—Kadish taught science at a Hebrew high school in Kovno before the war.
—The first violent attacks against Kovno’s Jews in 1941 moved Kadish, an avid amateur photographer, to document their ordeals.
—At great risk he secretly photographed ghetto life, sometimes even snapping pictures with a hidden camera through the buttonhole of his overcoat.
Before World War II
George Kadish was born Zvi (Hirsh) Kadushin in Raseiniai, Lithuania, in 1910. After attending the local Hebrew school, he moved with his family to Kovno. At the Aleksotas University, located in one of Kovno's suburbs, he studied engineering in preparation for a teaching career and joined the rightist Zionist movement called Betar. In the years before the war, he taught mathematics, science, and electronics at a local Hebrew high school.
His avocational interests, however, would have the most significant impact on his and others' lives. He started developing his interests in photography and began building his own cameras, including one designed for use on his trouser belt.
In the Kovno Ghetto
The Kovno ghetto had two parts, called the "small" and "large" ghetto, separated by Paneriu Street. Each ghetto was enclosed by barbed wire and closely guarded. Both were overcrowded, with each person allocated less than ten square feet of living space. The Germans continually reduced the ghetto's size, forcing Jews to relocate several times. The Germans destroyed the small ghetto on October 4, 1941, and killed almost all of its inhabitants at the Ninth Fort. Later that same month, on October 29, 1941, the Germans staged what became known as the "Great Action." In a single day, they shot 9,200 Jews at the Ninth Fort.
Kadish took every opportunity possible to document day-to-day life in the Kovno ghetto and, after his escape in 1944, the ghetto’s final days. The results constitute one of the most significant photographic records of ghetto life during the Holocaust era. Photographing life in the Kovno ghetto was an extremely risky venture. The Germans strictly prohibited it, and as with all defiant acts, they did not hesitate to murder offenders.
Acquiring and developing film secretly outside the ghetto were just as perilous as using hidden cameras inside. Kadish received orders to work as an engineer repairing x-ray machines for the German occupation forces in the city of Kovno. Once in the city, he discovered opportunities to barter for film and other necessary supplies. He developed his negatives at the German military hospital, using the same chemicals he used to develop x-ray film, and succeeded in smuggling them out in sets of crutches.
The subjects of Kadish’s photographic portraits were varied, but he seemed especially interested in capturing the reality of the ghetto’s daily life.
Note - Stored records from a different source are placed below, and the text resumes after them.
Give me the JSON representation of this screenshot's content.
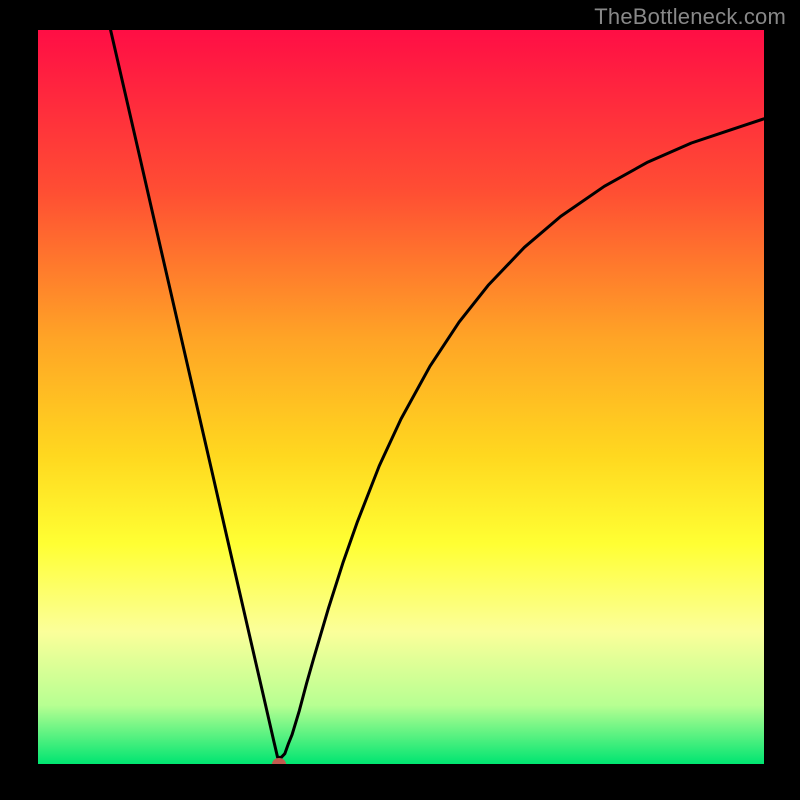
{
  "watermark_text": "TheBottleneck.com",
  "chart_data": {
    "type": "line",
    "title": "",
    "xlabel": "",
    "ylabel": "",
    "xlim": [
      0,
      100
    ],
    "ylim": [
      0,
      100
    ],
    "grid": false,
    "legend": false,
    "background_gradient": {
      "stops": [
        {
          "offset": 0,
          "color": "#FF0E45"
        },
        {
          "offset": 22,
          "color": "#FF4E33"
        },
        {
          "offset": 42,
          "color": "#FFA426"
        },
        {
          "offset": 58,
          "color": "#FFD81F"
        },
        {
          "offset": 70,
          "color": "#FFFF33"
        },
        {
          "offset": 82,
          "color": "#FBFF9A"
        },
        {
          "offset": 92,
          "color": "#B7FF92"
        },
        {
          "offset": 100,
          "color": "#00E571"
        }
      ]
    },
    "marker": {
      "x": 33.2,
      "y": 0,
      "color": "#C25A4F",
      "r": 7
    },
    "series": [
      {
        "name": "curve",
        "x": [
          10,
          12,
          14,
          16,
          18,
          20,
          22,
          24,
          26,
          28,
          30,
          31,
          32,
          32.5,
          33,
          33.5,
          34,
          34.5,
          35,
          36,
          37,
          38,
          40,
          42,
          44,
          47,
          50,
          54,
          58,
          62,
          67,
          72,
          78,
          84,
          90,
          96,
          100
        ],
        "y": [
          100,
          91.4,
          82.8,
          74.1,
          65.5,
          56.9,
          48.3,
          39.7,
          31.0,
          22.4,
          13.8,
          9.5,
          5.2,
          3.0,
          0.9,
          0.9,
          1.4,
          2.8,
          4.0,
          7.3,
          11.0,
          14.5,
          21.2,
          27.4,
          33.0,
          40.6,
          47.0,
          54.2,
          60.2,
          65.2,
          70.4,
          74.6,
          78.7,
          82.0,
          84.6,
          86.6,
          87.9
        ]
      }
    ]
  }
}
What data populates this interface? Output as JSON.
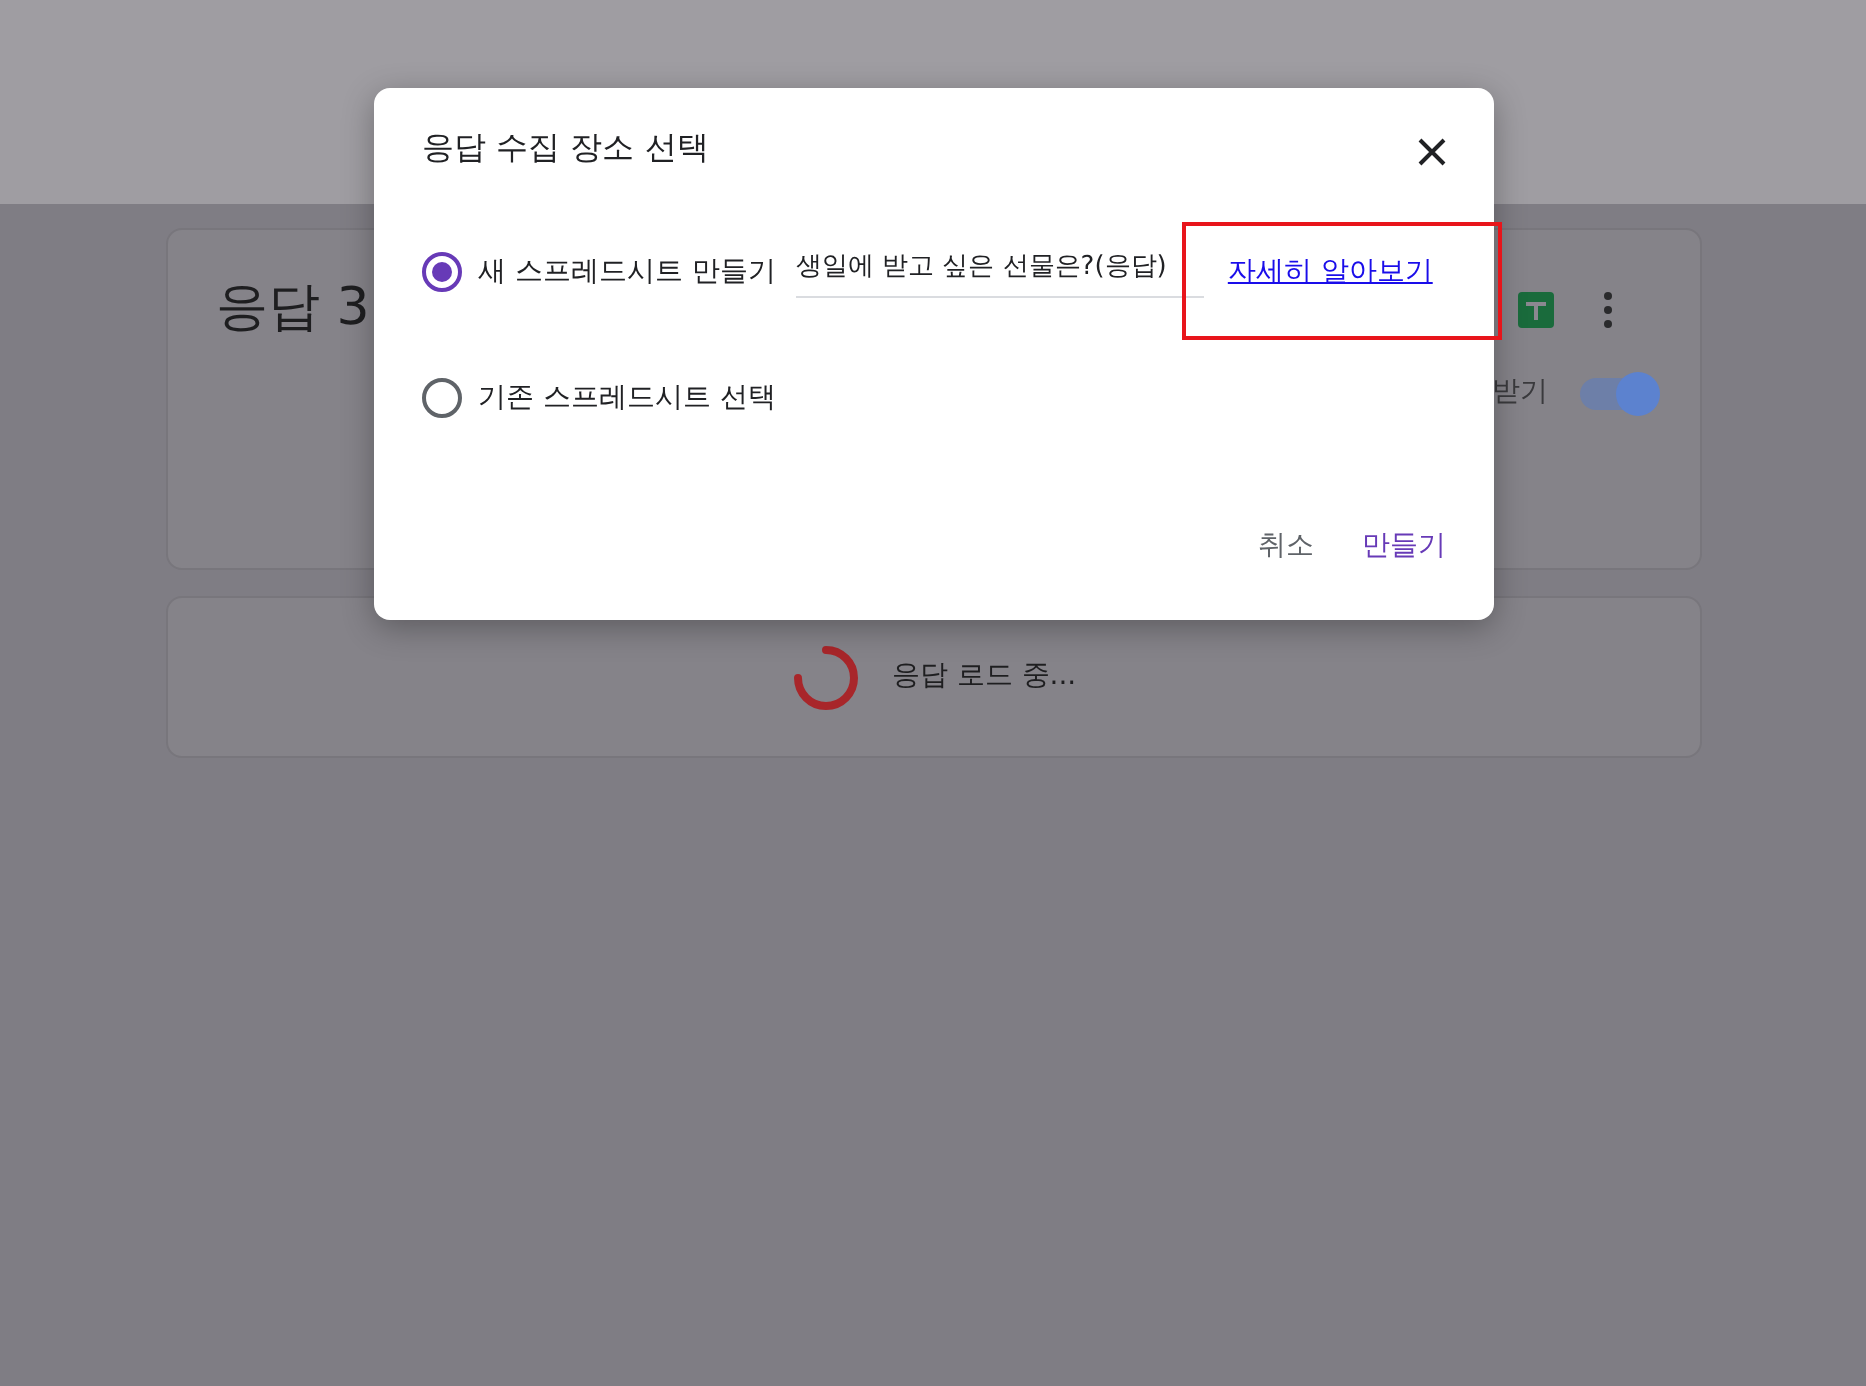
{
  "background": {
    "response_card": {
      "title": "응답 3",
      "toggle_label": "받기",
      "toggle_on": true
    },
    "loading_card": {
      "text": "응답 로드 중..."
    }
  },
  "dialog": {
    "title": "응답 수집 장소 선택",
    "options": [
      {
        "label": "새 스프레드시트 만들기",
        "selected": true
      },
      {
        "label": "기존 스프레드시트 선택",
        "selected": false
      }
    ],
    "spreadsheet_name": "생일에 받고 싶은 선물은?(응답)",
    "learn_more_link": "자세히 알아보기",
    "buttons": [
      {
        "label": "취소",
        "kind": "secondary"
      },
      {
        "label": "만들기",
        "kind": "primary"
      }
    ]
  }
}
In June 1941, witnessing the brutality of the initial pogroms, he photographed the Yiddish word Nekoma (“Revenge”) found scrawled in blood on the door of a murdered Jew’s apartment.
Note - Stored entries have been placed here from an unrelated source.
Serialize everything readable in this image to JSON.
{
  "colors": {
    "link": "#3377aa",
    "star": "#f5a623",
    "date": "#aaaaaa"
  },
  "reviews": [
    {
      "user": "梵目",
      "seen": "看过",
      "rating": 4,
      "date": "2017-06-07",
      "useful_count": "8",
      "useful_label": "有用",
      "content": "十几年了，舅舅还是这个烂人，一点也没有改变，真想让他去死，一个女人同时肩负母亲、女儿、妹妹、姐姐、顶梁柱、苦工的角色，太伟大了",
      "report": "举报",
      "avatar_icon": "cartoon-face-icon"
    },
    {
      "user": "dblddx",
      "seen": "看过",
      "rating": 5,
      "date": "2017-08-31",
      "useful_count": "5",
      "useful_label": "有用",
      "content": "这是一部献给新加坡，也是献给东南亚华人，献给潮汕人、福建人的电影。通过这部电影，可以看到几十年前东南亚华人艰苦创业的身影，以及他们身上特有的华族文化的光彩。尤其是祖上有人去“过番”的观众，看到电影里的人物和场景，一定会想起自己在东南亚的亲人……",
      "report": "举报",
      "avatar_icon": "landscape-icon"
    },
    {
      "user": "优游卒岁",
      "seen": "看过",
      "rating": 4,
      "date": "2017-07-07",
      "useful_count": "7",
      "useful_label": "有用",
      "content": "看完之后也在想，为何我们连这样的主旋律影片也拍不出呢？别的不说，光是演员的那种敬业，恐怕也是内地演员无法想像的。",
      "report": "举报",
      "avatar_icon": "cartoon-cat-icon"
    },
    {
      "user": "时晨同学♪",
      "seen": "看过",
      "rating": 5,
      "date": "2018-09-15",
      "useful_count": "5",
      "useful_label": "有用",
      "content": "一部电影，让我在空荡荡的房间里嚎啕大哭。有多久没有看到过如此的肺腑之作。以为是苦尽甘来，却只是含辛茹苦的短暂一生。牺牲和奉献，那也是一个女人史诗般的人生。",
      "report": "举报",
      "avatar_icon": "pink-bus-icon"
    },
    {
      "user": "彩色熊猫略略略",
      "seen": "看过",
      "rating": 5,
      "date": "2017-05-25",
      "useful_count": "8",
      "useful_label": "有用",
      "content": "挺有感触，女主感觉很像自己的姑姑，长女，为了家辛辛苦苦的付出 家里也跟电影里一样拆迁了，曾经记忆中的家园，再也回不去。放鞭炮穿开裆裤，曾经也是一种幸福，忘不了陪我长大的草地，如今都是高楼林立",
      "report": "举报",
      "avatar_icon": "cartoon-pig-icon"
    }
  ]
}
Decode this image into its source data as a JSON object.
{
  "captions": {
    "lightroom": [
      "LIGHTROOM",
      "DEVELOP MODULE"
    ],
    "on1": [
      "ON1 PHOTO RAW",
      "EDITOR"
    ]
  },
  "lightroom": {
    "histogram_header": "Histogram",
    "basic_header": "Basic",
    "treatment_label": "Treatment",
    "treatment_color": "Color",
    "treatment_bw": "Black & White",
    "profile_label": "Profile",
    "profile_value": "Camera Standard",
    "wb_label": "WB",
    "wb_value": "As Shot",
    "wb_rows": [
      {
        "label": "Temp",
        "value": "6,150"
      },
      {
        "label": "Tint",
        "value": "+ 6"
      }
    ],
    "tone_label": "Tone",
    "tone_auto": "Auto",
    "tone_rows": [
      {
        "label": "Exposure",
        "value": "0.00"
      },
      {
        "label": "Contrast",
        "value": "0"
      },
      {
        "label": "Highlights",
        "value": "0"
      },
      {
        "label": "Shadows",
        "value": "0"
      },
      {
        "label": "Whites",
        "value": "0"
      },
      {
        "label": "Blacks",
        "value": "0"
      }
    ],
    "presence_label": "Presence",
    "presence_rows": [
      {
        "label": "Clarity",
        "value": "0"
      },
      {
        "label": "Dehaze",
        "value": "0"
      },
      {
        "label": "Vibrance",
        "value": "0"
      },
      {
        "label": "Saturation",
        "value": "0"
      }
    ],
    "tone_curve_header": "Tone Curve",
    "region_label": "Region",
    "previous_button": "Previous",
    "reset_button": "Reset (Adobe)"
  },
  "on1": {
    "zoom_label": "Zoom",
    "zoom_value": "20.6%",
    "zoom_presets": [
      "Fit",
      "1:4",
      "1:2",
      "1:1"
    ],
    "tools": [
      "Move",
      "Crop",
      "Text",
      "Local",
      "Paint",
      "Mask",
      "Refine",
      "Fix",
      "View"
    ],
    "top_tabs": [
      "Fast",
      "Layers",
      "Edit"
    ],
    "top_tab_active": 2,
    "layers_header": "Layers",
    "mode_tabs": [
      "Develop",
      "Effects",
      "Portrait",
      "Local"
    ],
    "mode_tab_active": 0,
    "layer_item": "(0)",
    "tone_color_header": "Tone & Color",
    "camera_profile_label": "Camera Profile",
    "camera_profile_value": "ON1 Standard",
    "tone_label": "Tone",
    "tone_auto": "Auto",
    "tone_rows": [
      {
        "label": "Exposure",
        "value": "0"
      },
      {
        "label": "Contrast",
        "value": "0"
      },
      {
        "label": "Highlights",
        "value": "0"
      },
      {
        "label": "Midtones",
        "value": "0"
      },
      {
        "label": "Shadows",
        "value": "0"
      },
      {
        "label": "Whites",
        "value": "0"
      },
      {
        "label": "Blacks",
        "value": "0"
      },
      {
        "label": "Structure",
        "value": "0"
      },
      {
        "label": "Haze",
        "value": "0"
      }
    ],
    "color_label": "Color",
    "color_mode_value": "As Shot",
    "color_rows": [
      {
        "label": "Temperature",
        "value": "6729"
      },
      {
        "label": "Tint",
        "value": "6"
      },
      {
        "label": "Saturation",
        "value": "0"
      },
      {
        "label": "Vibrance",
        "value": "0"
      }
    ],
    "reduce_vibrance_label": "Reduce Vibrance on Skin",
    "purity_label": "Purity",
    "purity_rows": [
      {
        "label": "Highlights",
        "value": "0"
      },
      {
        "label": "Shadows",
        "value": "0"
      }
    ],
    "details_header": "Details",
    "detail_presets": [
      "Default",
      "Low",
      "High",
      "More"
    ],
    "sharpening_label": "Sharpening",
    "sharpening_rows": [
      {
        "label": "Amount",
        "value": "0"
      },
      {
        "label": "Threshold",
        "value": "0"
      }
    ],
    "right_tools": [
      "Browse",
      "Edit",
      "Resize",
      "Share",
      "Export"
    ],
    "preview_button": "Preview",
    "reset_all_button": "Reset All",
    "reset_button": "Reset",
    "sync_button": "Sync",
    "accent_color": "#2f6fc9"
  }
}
Camera in hand, or whenever necessary, placed to record subjects through a buttonhole of his overcoat, he photographed Jews humiliated and tormented by Lithuanian and German guards in search for smuggled food, Jews dragging their belongings from one place to another on sleds or carts, Jews concentrated in forced work brigades, and so forth. Kadish also recorded the new regimen of regulated daily activities at the Ältestenrat’s (as the Jewish council in Kovno was known) food gardens and in schools, orphanages, and workshops. In addition to depicting the severe conditions of ghetto life, he had an insider’s eye for portraiture, the desolation of deserted streets, and the intimacy of informal, improvised gatherings.
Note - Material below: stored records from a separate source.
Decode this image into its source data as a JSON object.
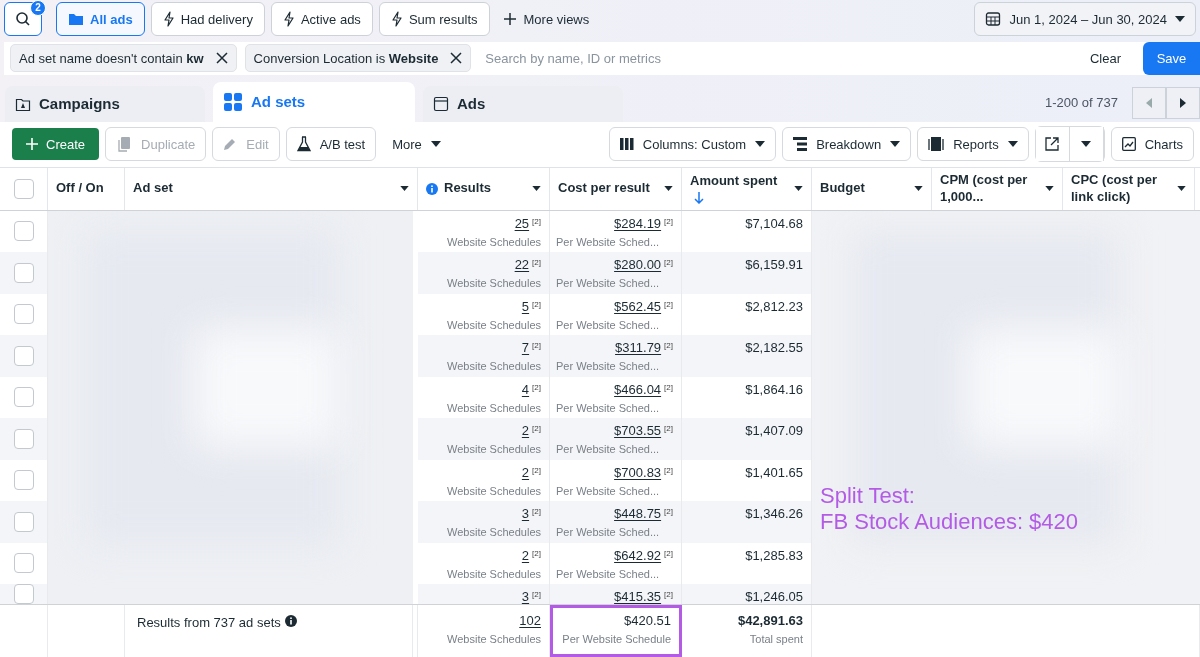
{
  "top_bar": {
    "search_badge": "2",
    "views": [
      {
        "label": "All ads",
        "selected": true
      },
      {
        "label": "Had delivery",
        "selected": false
      },
      {
        "label": "Active ads",
        "selected": false
      },
      {
        "label": "Sum results",
        "selected": false
      }
    ],
    "more_views": "More views",
    "date_range": "Jun 1, 2024 – Jun 30, 2024"
  },
  "filters": {
    "chips": [
      "Ad set name doesn't contain **kw**",
      "Conversion Location is **Website**"
    ],
    "search": {
      "placeholder": "Search by name, ID or metrics"
    },
    "clear": "Clear",
    "save": "Save"
  },
  "level_tabs": [
    {
      "label": "Campaigns",
      "selected": false
    },
    {
      "label": "Ad sets",
      "selected": true
    },
    {
      "label": "Ads",
      "selected": false
    }
  ],
  "pagination": "1-200 of 737",
  "toolbar": {
    "create": "Create",
    "duplicate": {
      "label": "Duplicate",
      "disabled": true
    },
    "edit": {
      "label": "Edit",
      "disabled": true
    },
    "ab_test": "A/B test",
    "more": "More",
    "columns": "Columns: Custom",
    "breakdown": "Breakdown",
    "reports": "Reports",
    "charts": "Charts"
  },
  "table": {
    "select_all": {
      "checked": false
    },
    "columns": [
      {
        "label": "Off / On",
        "sorted": false
      },
      {
        "label": "Ad set",
        "sorted": false
      },
      {
        "label": "Results",
        "sorted": false
      },
      {
        "label": "Cost per result",
        "sorted": false
      },
      {
        "label": "Amount spent",
        "sorted": true
      },
      {
        "label": "Budget",
        "sorted": false
      },
      {
        "label": "CPM (cost per 1,000...",
        "sorted": false
      },
      {
        "label": "CPC (cost per link click)",
        "sorted": false
      }
    ],
    "rows": [
      {
        "checked": false,
        "results": "25",
        "results_note": "[2]",
        "results_label": "Website Schedules",
        "cost": "$284.19",
        "cost_note": "[2]",
        "cost_label": "Per Website Sched...",
        "spent": "$7,104.68"
      },
      {
        "checked": false,
        "results": "22",
        "results_note": "[2]",
        "results_label": "Website Schedules",
        "cost": "$280.00",
        "cost_note": "[2]",
        "cost_label": "Per Website Sched...",
        "spent": "$6,159.91"
      },
      {
        "checked": false,
        "results": "5",
        "results_note": "[2]",
        "results_label": "Website Schedules",
        "cost": "$562.45",
        "cost_note": "[2]",
        "cost_label": "Per Website Sched...",
        "spent": "$2,812.23"
      },
      {
        "checked": false,
        "results": "7",
        "results_note": "[2]",
        "results_label": "Website Schedules",
        "cost": "$311.79",
        "cost_note": "[2]",
        "cost_label": "Per Website Sched...",
        "spent": "$2,182.55"
      },
      {
        "checked": false,
        "results": "4",
        "results_note": "[2]",
        "results_label": "Website Schedules",
        "cost": "$466.04",
        "cost_note": "[2]",
        "cost_label": "Per Website Sched...",
        "spent": "$1,864.16"
      },
      {
        "checked": false,
        "results": "2",
        "results_note": "[2]",
        "results_label": "Website Schedules",
        "cost": "$703.55",
        "cost_note": "[2]",
        "cost_label": "Per Website Sched...",
        "spent": "$1,407.09"
      },
      {
        "checked": false,
        "results": "2",
        "results_note": "[2]",
        "results_label": "Website Schedules",
        "cost": "$700.83",
        "cost_note": "[2]",
        "cost_label": "Per Website Sched...",
        "spent": "$1,401.65"
      },
      {
        "checked": false,
        "results": "3",
        "results_note": "[2]",
        "results_label": "Website Schedules",
        "cost": "$448.75",
        "cost_note": "[2]",
        "cost_label": "Per Website Sched...",
        "spent": "$1,346.26"
      },
      {
        "checked": false,
        "results": "2",
        "results_note": "[2]",
        "results_label": "Website Schedules",
        "cost": "$642.92",
        "cost_note": "[2]",
        "cost_label": "Per Website Sched...",
        "spent": "$1,285.83"
      },
      {
        "checked": false,
        "results": "3",
        "results_note": "[2]",
        "cost": "$415.35",
        "cost_note": "[2]",
        "spent": "$1,246.05"
      }
    ],
    "summary": {
      "label": "Results from 737 ad sets",
      "results": "102",
      "results_label": "Website Schedules",
      "cost": "$420.51",
      "cost_label": "Per Website Schedule",
      "cost_highlighted": true,
      "spent": "$42,891.63",
      "spent_label": "Total spent"
    }
  },
  "annotation": [
    "Split Test:",
    "FB Stock Audiences: $420"
  ]
}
Among Kadish’s last photographs from inside the ghetto are those recording the deportation of ghetto prisoners to work camps in Estonia. In July 1944, after escaping from the ghetto, across the river, he photographed the ghetto’s liquidation. Once the Germans fled, he returned to photograph the ghetto in ruins and the small groups who had survived the final days in hiding.
Saving the Collection
Kadish recognized early on the danger of losing his precious collection. He enlisted the assistance of Yehuda Zupowitz, a high-ranking officer in the ghetto’s Jewish police, to help hide his negatives and prints. Zupowitz never revealed his knowledge of Kadish’s work or the location of his collection, even during the “Police Action” of March 27, 1944, when Zupowitz was tortured and killed at the Ninth Fort prison. Kadish retrieved his collection of photographic negatives upon his return to the destroyed ghetto.
After Germany’s surrender on May 8, 1945, Kadish left Lithuania for Germany with his extraordinary documentary trove. In the American zone of occupied Germany, he mounted exhibitions of his photographs for survivors residing in displaced persons camps. Since then, several museums, including New York’s Jewish Museum, have formally exhibited his work.